Health Services Research, The National Center on Addiction and Substance Abuse, New York, New York, USA.
Division of Internal Medicine, Emergency Medicine, and Psychiatry, Northwell Health, Great Neck, New York, USA.
J Eval Clin Pract. 2019 Jun;25(3):441-447. doi: 10.1111/jep.13060. Epub 2018 Nov 13.
RATIONALE, AIMS, AND OBJECTIVES: There are well-documented barriers that have limited widespread, sustained adoption of screening and brief intervention for risky substance use in health care settings. In order to better inform implementation efforts, this study evaluates whether patient characteristics, screening results, and implementation success indicators differed between two clinical setting types: primary care and emergency.
Patients presenting to an emergency or primary care setting were screened for risky substance use (n = 41 567). Patients with a positive screen were further assessed for psychosocial, health, and substance use problems (n = 1604).
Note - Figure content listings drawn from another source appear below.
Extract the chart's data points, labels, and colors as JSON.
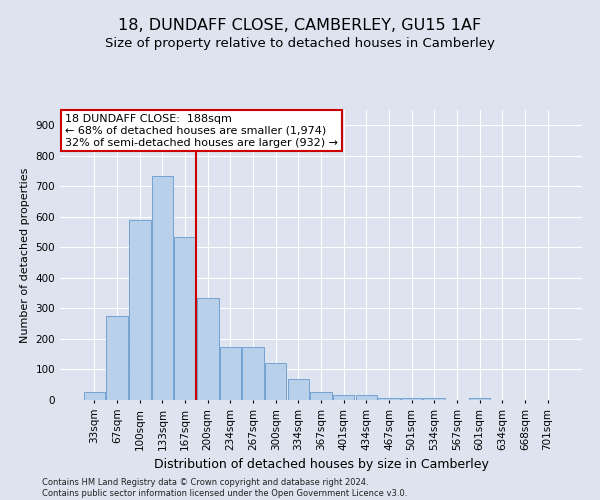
{
  "title": "18, DUNDAFF CLOSE, CAMBERLEY, GU15 1AF",
  "subtitle": "Size of property relative to detached houses in Camberley",
  "xlabel": "Distribution of detached houses by size in Camberley",
  "ylabel": "Number of detached properties",
  "categories": [
    "33sqm",
    "67sqm",
    "100sqm",
    "133sqm",
    "167sqm",
    "200sqm",
    "234sqm",
    "267sqm",
    "300sqm",
    "334sqm",
    "367sqm",
    "401sqm",
    "434sqm",
    "467sqm",
    "501sqm",
    "534sqm",
    "567sqm",
    "601sqm",
    "634sqm",
    "668sqm",
    "701sqm"
  ],
  "values": [
    25,
    275,
    590,
    735,
    535,
    335,
    175,
    175,
    120,
    70,
    25,
    15,
    15,
    8,
    8,
    8,
    0,
    8,
    0,
    0,
    0
  ],
  "bar_color": "#b8d0ea",
  "bar_edge_color": "#6699cc",
  "vline_x": 4.5,
  "vline_color": "#cc0000",
  "annotation_text": "18 DUNDAFF CLOSE:  188sqm\n← 68% of detached houses are smaller (1,974)\n32% of semi-detached houses are larger (932) →",
  "annotation_box_color": "#ffffff",
  "annotation_box_edge_color": "#cc0000",
  "ylim": [
    0,
    950
  ],
  "yticks": [
    0,
    100,
    200,
    300,
    400,
    500,
    600,
    700,
    800,
    900
  ],
  "background_color": "#dde4f0",
  "plot_bg_color": "#dde4f0",
  "grid_color": "#ffffff",
  "footer": "Contains HM Land Registry data © Crown copyright and database right 2024.\nContains public sector information licensed under the Open Government Licence v3.0.",
  "title_fontsize": 11.5,
  "subtitle_fontsize": 9.5,
  "xlabel_fontsize": 9,
  "ylabel_fontsize": 8,
  "tick_fontsize": 7.5,
  "annotation_fontsize": 8,
  "footer_fontsize": 6
}
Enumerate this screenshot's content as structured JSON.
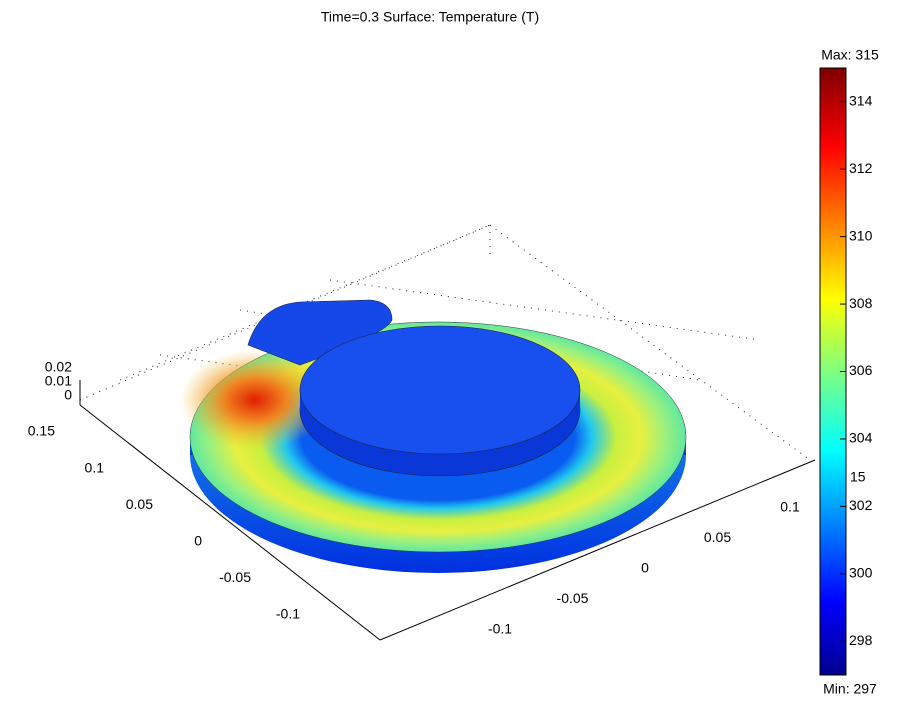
{
  "chart_data": {
    "type": "surface",
    "title": "Time=0.3 Surface: Temperature (T)",
    "zticks": [
      0.02,
      0.01,
      0
    ],
    "yticks": [
      0.15,
      0.1,
      0.05,
      0,
      -0.05,
      -0.1
    ],
    "xticks": [
      0.1,
      0.05,
      0,
      -0.05,
      -0.1
    ],
    "colorbar": {
      "clim": [
        297,
        315
      ],
      "ticks": [
        298,
        300,
        302,
        304,
        306,
        308,
        310,
        312,
        314
      ],
      "max_label": "Max: 315",
      "min_label": "Min: 297"
    },
    "annotations": [
      "15"
    ]
  }
}
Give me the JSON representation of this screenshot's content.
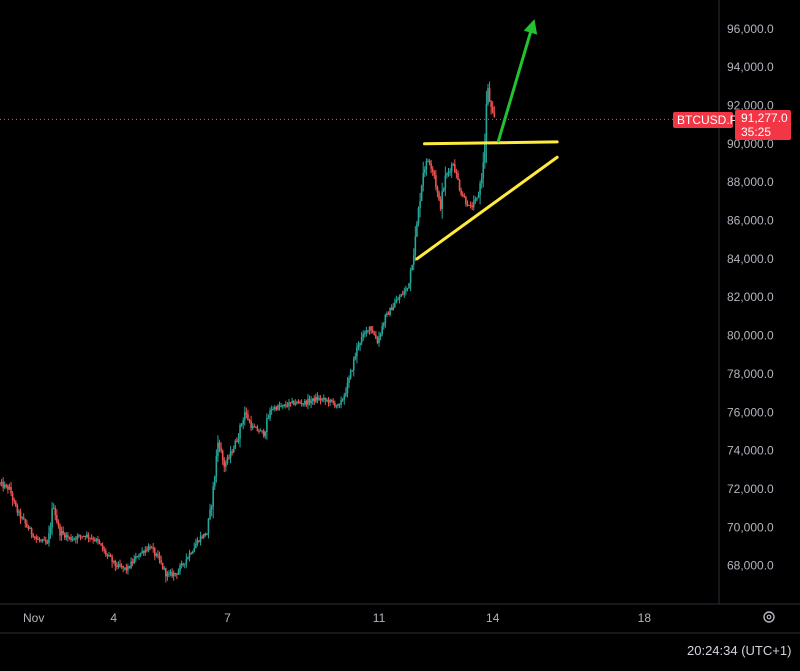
{
  "chart_data": {
    "type": "candlestick",
    "symbol": "BTCUSD.P",
    "last_price": 91277.0,
    "last_price_label": "91,277.0",
    "countdown": "35:25",
    "ylim": [
      66000,
      97500
    ],
    "y_ticks": [
      68000,
      70000,
      72000,
      74000,
      76000,
      78000,
      80000,
      82000,
      84000,
      86000,
      88000,
      90000,
      92000,
      94000,
      96000
    ],
    "y_tick_labels": [
      "68,000.0",
      "70,000.0",
      "72,000.0",
      "74,000.0",
      "76,000.0",
      "78,000.0",
      "80,000.0",
      "82,000.0",
      "84,000.0",
      "86,000.0",
      "88,000.0",
      "90,000.0",
      "92,000.0",
      "94,000.0",
      "96,000.0"
    ],
    "xlim": [
      0,
      18.97
    ],
    "x_ticks": [
      {
        "x": 0,
        "label": "Nov"
      },
      {
        "x": 3,
        "label": "4"
      },
      {
        "x": 6,
        "label": "7"
      },
      {
        "x": 10,
        "label": "11"
      },
      {
        "x": 13,
        "label": "14"
      },
      {
        "x": 17,
        "label": "18"
      }
    ],
    "path_points": [
      [
        0.0,
        72300
      ],
      [
        0.3,
        72000
      ],
      [
        0.45,
        71000
      ],
      [
        0.7,
        70200
      ],
      [
        1.0,
        69400
      ],
      [
        1.3,
        69100
      ],
      [
        1.45,
        71200
      ],
      [
        1.6,
        69800
      ],
      [
        1.9,
        69400
      ],
      [
        2.3,
        69600
      ],
      [
        2.6,
        69300
      ],
      [
        2.8,
        68700
      ],
      [
        3.1,
        68000
      ],
      [
        3.4,
        67800
      ],
      [
        3.7,
        68600
      ],
      [
        4.0,
        69000
      ],
      [
        4.2,
        68400
      ],
      [
        4.45,
        67500
      ],
      [
        4.7,
        67600
      ],
      [
        5.0,
        68500
      ],
      [
        5.3,
        69400
      ],
      [
        5.5,
        69700
      ],
      [
        5.65,
        71600
      ],
      [
        5.8,
        74600
      ],
      [
        5.95,
        73200
      ],
      [
        6.1,
        73700
      ],
      [
        6.3,
        74600
      ],
      [
        6.5,
        76000
      ],
      [
        6.7,
        75200
      ],
      [
        7.0,
        74900
      ],
      [
        7.2,
        76200
      ],
      [
        7.5,
        76300
      ],
      [
        7.8,
        76500
      ],
      [
        8.1,
        76500
      ],
      [
        8.4,
        76700
      ],
      [
        8.7,
        76600
      ],
      [
        9.0,
        76300
      ],
      [
        9.2,
        77300
      ],
      [
        9.5,
        79600
      ],
      [
        9.8,
        80500
      ],
      [
        10.0,
        79700
      ],
      [
        10.2,
        80900
      ],
      [
        10.5,
        81800
      ],
      [
        10.8,
        82500
      ],
      [
        11.0,
        85000
      ],
      [
        11.2,
        88600
      ],
      [
        11.35,
        89200
      ],
      [
        11.5,
        88400
      ],
      [
        11.65,
        86600
      ],
      [
        11.8,
        88300
      ],
      [
        12.0,
        89000
      ],
      [
        12.2,
        87500
      ],
      [
        12.45,
        86600
      ],
      [
        12.65,
        87200
      ],
      [
        12.8,
        89000
      ],
      [
        12.9,
        92900
      ],
      [
        13.0,
        91800
      ],
      [
        13.05,
        91277
      ]
    ],
    "annotations": [
      {
        "type": "trendline",
        "color": "#ffeb3b",
        "from": [
          11.2,
          90000
        ],
        "to": [
          14.7,
          90100
        ]
      },
      {
        "type": "trendline",
        "color": "#ffeb3b",
        "from": [
          11.0,
          84000
        ],
        "to": [
          14.7,
          89300
        ]
      },
      {
        "type": "arrow",
        "color": "#22c32e",
        "from": [
          13.15,
          90150
        ],
        "to": [
          14.1,
          96500
        ]
      }
    ],
    "colors": {
      "up": "#26a69a",
      "down": "#ef5350",
      "price_line": "#ef5350",
      "badge": "#f23645",
      "axis_text": "#b2b5be",
      "separator": "#2a2e39"
    }
  },
  "status_bar": {
    "clock": "20:24:34 (UTC+1)"
  },
  "icons": {
    "settings": "gear-icon"
  }
}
Differences in patient characteristics between primary care and emergency settings were examined using chi-square and t tests. Multilevel logistic regression was used to examine whether setting type predicted screening results. Site-level indicators of implementation success were calculated (percentage prescreens completed, percentage full screens completed, and percentage refused services) for all patient visits (n = 78 656).
As compared with primary care patients, emergency patients had more severe substance use patterns and screening scores, were more likely to use a variety of illicit drugs, and reported more psychosocial issues. In logistic regression models, setting type did not predict whether patients screened positive; however, it did predict screening into a higher vs lower risk category such that emergency patients were more likely to be in a higher risk category. Emergency settings had lower indicators of implementation success (eg, 14% lower prescreen completion rate) as compared with primary care settings on some implementation measures.
This evaluation found important differences in patient characteristics and screening and implementation results between primary care and emergency settings. Health care organizations and administrators implementing screening and brief intervention should attend to setting differences that could affect implementation and clinical care.
背景、目的和目标:有充分记录的障碍限制了在医疗保健环境中广泛、持续地采用筛查和简短干预措施来治疗危险物质使用。为了更好地为实施工作提供信息,本研究评估了两种临床环境类型(初级保健和急诊)之间的患者特征、筛查结果和实施成功指标是否存在差异。
对就诊于急诊或初级保健环境的患者进行危险物质使用的筛查(n=41567)。对筛查阳性的患者进一步评估心理社会、健康和物质使用问题(n=1604)。使用卡方检验和 t 检验比较初级保健和急诊环境之间患者特征的差异。使用多水平逻辑回归检验环境类型是否预测筛查结果。为所有患者就诊(n=78656)计算了实施成功的地点水平指标(完成预筛查的百分比、完成完整筛查的百分比和拒绝服务的百分比)。
与初级保健患者相比,急诊患者的物质使用模式和筛查评分更为严重,更有可能使用多种非法药物,且报告了更多的心理社会问题。在逻辑回归模型中,环境类型并不能预测患者是否筛查阳性;然而,它确实预测了筛查到更高或更低风险类别,即急诊患者更有可能处于更高风险类别。与初级保健环境相比,急诊环境在某些实施措施上的实施成功指标较低(例如,预筛查完成率低 14%)。
本评估发现了初级保健和急诊环境之间患者特征以及筛查和实施结果的重要差异。实施筛查和简短干预措施的医疗保健组织和管理人员应注意可能影响实施和临床护理的环境差异。